招請講演IV 
Arrhythmias in postoperative congenital heart disease
Associate Professor, Division of Pediatric Cardiology, Oregon Health & Science University, USA
Seshadri Balaji
The last 50 years have seen a growing population of children and adults with postoperative congenital heart disease. The two most common late problems in these patients are heart failure and arrhythmia, both of which are closely related to each other.
Patients with poor hemodynamic result after surgery are at high risk for arrhythmias. It is often hard to determine which of these two factors is primary. Successful management is rarely possible without addressing both sides of the equation. The keys to a proper diagnosis of the arrhythmia are vigilance and thoroughness. Aggressive approaches such as electrophysiologic studies, prophylactic pacing, drug therapy, catheter ablation and placement of a defibrillator may be necessary.

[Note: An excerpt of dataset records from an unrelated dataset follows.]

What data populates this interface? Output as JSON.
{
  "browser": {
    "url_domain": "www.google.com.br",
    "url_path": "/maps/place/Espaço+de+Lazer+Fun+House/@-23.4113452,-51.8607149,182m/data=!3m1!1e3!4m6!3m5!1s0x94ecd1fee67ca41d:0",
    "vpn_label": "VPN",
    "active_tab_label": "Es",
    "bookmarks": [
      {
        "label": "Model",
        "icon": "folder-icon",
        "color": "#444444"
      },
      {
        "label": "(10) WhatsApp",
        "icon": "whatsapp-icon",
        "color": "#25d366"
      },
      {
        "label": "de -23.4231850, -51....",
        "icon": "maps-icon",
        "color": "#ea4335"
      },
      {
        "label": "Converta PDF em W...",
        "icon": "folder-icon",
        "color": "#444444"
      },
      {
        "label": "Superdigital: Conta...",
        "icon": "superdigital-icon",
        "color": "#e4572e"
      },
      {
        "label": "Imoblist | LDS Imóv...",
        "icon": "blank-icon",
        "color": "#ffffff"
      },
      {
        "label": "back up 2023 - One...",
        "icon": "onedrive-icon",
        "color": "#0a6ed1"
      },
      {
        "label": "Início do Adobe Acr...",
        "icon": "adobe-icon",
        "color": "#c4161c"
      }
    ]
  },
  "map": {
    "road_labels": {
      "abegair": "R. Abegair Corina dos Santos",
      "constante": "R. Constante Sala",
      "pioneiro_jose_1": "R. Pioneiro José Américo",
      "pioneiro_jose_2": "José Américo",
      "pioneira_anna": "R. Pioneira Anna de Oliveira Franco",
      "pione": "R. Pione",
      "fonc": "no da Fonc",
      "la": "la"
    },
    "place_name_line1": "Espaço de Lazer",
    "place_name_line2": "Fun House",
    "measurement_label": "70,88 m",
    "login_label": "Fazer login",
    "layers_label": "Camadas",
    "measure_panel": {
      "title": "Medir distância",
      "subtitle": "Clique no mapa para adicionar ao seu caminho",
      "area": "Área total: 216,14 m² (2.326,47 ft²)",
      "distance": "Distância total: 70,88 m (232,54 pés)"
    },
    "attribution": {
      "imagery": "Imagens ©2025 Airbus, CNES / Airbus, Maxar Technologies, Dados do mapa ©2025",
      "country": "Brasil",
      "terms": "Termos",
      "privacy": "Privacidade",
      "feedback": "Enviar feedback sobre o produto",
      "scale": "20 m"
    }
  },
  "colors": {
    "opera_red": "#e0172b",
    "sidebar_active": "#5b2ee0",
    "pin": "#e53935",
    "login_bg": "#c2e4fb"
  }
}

Pacing and defibrillator placement are often complicated by complex venous anatomy (including stenoses/obstructions) and loss of access to parts of the heart after surgery (e.g. Fontan operation). Also, ventricular pacing may lead to AV-synchrony which can lead to hemodynamic deterioration. Newer approaches, such as bi-ventricular pacing, may need to be considered in these patients.
The main approaches to tachyarrhythmias are: drug therapy, pacing (including antitachycardia pacing), catheter ablation and surgical ablation. Each approach has advantages and disadvantages. Patients may need more that one approach before success can be achieved.
While advances in therapy are much awaited, even more important is the hope of preventing arrhythmias, usually by surgical modifications. Examples are as follows. The total cavo-pulmonary Fontan has been shown to have better long term results compared to the classic atrio-pulmonary Fontan. It is hoped that the extra-cardiac conduit modification of the TCPC may be even better in the long run. Better knowledge of the anatomy and vascular supply of the sinus and AV nodes have significantly minimized the risk of bradyarrhythmias. Avoiding the use of tran-annular patches and minimizing the presence of pulmonary regurgitation after repair of tetralogy of Fallot can decrease the incidence of late arrhythmias and sudden death. It is hoped that such surgical modifications can decrease the arrhythmia burden significantly in the future and improve longevity and quality of life for our patients.
In summary, patients with arrhythmia after surgery for congenital heart disease represent a select population who need special and often expensive and time consuming approaches for successful management. Preventive approaches at the time of surgery may have a significant impact in the long term.